Daí, de resto, a sua caracterização dos grandes blocos transnacionais, que qualifica
como “macroblocos geoculturais” (p. 41) e linguísticos, dado que, como
expressamente defende: “mais que blocos religiosos, como pretende Samuel P.
Huntington, preocupado como estado-unidense com o fundamentalismo islâmico,
o mundo do século XXI tende a também, e ainda mais, a congregar-se em blocos
linguísticos” (p. 133).

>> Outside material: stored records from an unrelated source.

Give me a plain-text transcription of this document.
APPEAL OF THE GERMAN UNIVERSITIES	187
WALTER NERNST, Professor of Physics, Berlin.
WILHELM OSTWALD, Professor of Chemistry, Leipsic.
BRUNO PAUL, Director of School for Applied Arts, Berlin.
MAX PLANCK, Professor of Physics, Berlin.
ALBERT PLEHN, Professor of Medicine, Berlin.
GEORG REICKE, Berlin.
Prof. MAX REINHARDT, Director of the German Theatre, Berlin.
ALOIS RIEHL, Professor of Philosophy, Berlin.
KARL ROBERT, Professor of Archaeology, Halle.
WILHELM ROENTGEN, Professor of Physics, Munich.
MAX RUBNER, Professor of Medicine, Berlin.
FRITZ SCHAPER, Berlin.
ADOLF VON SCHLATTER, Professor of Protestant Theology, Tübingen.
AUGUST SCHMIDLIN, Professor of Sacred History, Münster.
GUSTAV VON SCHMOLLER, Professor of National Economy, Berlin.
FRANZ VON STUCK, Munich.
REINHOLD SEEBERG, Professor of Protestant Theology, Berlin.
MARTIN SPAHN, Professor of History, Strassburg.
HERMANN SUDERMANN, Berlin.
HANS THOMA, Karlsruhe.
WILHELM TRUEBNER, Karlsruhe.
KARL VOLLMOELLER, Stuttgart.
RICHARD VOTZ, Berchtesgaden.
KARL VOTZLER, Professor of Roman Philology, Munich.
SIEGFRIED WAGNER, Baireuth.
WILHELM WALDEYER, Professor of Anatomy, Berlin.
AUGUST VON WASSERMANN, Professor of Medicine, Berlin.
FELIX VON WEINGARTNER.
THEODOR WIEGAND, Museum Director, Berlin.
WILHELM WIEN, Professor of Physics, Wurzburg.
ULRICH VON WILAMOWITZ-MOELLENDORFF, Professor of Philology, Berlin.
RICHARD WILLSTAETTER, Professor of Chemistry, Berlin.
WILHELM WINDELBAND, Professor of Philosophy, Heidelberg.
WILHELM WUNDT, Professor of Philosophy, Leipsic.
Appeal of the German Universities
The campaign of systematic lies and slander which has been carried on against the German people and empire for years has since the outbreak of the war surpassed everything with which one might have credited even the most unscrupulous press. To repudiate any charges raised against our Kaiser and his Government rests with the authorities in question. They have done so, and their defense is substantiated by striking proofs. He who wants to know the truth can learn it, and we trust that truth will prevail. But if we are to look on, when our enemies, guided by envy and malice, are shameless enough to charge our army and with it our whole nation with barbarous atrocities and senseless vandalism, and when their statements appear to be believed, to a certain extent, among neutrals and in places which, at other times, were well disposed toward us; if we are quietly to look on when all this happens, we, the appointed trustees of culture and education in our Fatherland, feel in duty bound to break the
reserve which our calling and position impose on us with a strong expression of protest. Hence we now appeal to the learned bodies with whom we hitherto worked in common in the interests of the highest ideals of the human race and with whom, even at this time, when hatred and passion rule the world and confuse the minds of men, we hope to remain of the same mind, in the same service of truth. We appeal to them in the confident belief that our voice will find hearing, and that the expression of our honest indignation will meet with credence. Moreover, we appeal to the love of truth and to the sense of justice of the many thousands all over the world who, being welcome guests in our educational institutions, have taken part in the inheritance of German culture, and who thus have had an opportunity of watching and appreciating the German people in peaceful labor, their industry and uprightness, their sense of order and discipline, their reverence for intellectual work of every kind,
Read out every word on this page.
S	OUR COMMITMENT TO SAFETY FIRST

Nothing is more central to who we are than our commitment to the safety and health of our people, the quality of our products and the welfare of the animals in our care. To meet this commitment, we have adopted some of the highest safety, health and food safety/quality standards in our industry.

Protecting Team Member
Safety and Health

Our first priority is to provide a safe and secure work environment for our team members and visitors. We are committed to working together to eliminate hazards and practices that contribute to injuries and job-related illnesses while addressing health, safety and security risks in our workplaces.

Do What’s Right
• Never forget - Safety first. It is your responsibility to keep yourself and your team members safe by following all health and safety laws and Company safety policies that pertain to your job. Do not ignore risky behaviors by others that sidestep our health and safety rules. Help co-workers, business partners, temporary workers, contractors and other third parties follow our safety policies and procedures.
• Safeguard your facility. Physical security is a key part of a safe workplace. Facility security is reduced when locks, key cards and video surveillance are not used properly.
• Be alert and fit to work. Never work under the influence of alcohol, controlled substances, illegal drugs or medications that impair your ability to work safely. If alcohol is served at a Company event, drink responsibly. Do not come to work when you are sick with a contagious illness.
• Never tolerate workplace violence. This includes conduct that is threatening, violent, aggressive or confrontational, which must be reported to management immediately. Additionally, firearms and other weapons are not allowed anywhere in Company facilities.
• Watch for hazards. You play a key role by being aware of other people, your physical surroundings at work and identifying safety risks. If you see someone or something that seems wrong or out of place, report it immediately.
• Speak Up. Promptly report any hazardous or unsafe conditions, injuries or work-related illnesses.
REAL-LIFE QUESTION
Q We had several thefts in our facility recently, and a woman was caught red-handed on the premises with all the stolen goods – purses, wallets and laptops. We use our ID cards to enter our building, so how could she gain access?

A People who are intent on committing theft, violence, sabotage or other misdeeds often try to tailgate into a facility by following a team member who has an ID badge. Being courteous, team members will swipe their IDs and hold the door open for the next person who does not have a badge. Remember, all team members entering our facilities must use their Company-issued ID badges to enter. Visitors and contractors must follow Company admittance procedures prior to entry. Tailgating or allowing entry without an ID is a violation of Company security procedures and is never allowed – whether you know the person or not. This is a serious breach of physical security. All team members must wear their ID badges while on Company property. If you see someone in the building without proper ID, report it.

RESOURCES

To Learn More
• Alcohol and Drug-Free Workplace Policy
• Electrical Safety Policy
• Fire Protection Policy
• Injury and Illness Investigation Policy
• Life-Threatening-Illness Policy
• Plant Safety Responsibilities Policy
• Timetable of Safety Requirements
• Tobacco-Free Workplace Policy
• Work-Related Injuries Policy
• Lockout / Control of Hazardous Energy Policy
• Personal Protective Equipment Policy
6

Daí, em suma, todo o fundamento da Lusofonia enquanto
macrobloco geocultural e linguístico, em que o mar não é factor de distância mas
de (re)aproximação – ainda nas palavras de Vamireh Chacon: “o mar é a ponte dos
Estados transnacionais” (p. 27); “todos os [países] lusófonos dispõem do mar
oceano como fronteira recíproca a aproximá-los mais que a distanciá-los” (p. 81).

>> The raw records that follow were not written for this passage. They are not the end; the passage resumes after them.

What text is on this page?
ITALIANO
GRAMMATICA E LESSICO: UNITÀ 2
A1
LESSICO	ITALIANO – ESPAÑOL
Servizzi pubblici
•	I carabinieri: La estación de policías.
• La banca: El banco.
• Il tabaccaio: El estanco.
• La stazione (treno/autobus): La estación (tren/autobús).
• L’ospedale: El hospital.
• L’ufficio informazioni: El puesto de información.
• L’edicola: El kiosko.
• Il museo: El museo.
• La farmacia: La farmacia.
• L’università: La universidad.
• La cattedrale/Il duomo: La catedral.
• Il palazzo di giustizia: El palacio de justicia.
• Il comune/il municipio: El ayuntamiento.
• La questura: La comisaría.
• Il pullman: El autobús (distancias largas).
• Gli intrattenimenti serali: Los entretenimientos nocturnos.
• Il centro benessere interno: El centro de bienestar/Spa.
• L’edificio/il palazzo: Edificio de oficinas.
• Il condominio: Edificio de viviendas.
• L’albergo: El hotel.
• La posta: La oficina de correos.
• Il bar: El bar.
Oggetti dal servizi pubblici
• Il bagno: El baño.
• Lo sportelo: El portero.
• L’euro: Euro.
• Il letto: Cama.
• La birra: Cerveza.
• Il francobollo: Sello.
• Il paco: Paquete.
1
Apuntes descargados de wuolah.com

Referindo-se ao teor da cultura lusófona, Chacon alude a “uma razão atlântica,
herdada das lusas Descobertas ultramarinas do Renascimento, quando Portugal
lhe acrescentou a dimensão do coração, em vez de limitar-se ao seu frio, objectivo,
racionalismo inicial. A razão atlântica luso-tropical vem revelando-se ecuménica
em todos os tipos de miscigenação étnicos e culturais” (p. 81). Daí ainda o referir-
se ao “ideal ou meta da miscigenação multi-étnica na morenidade lusófona prevista
553
e defendida por Gilberto Freyre, a Onça Castanha de Ariano Suassuna” (p. 33),
dado que “foi mestiçando-se, não só em carne, mas em espírito, que o português do
sonho sebástico se tornou o brasileiro de hoje” (p. 137). Daí, em suma, a sua visão
do Brasil:
não centralista porque respeitadora dos foros dos municípios remontando ao
domínio romano, enquanto os foros de Espanha se estendiam a regiões inteiras.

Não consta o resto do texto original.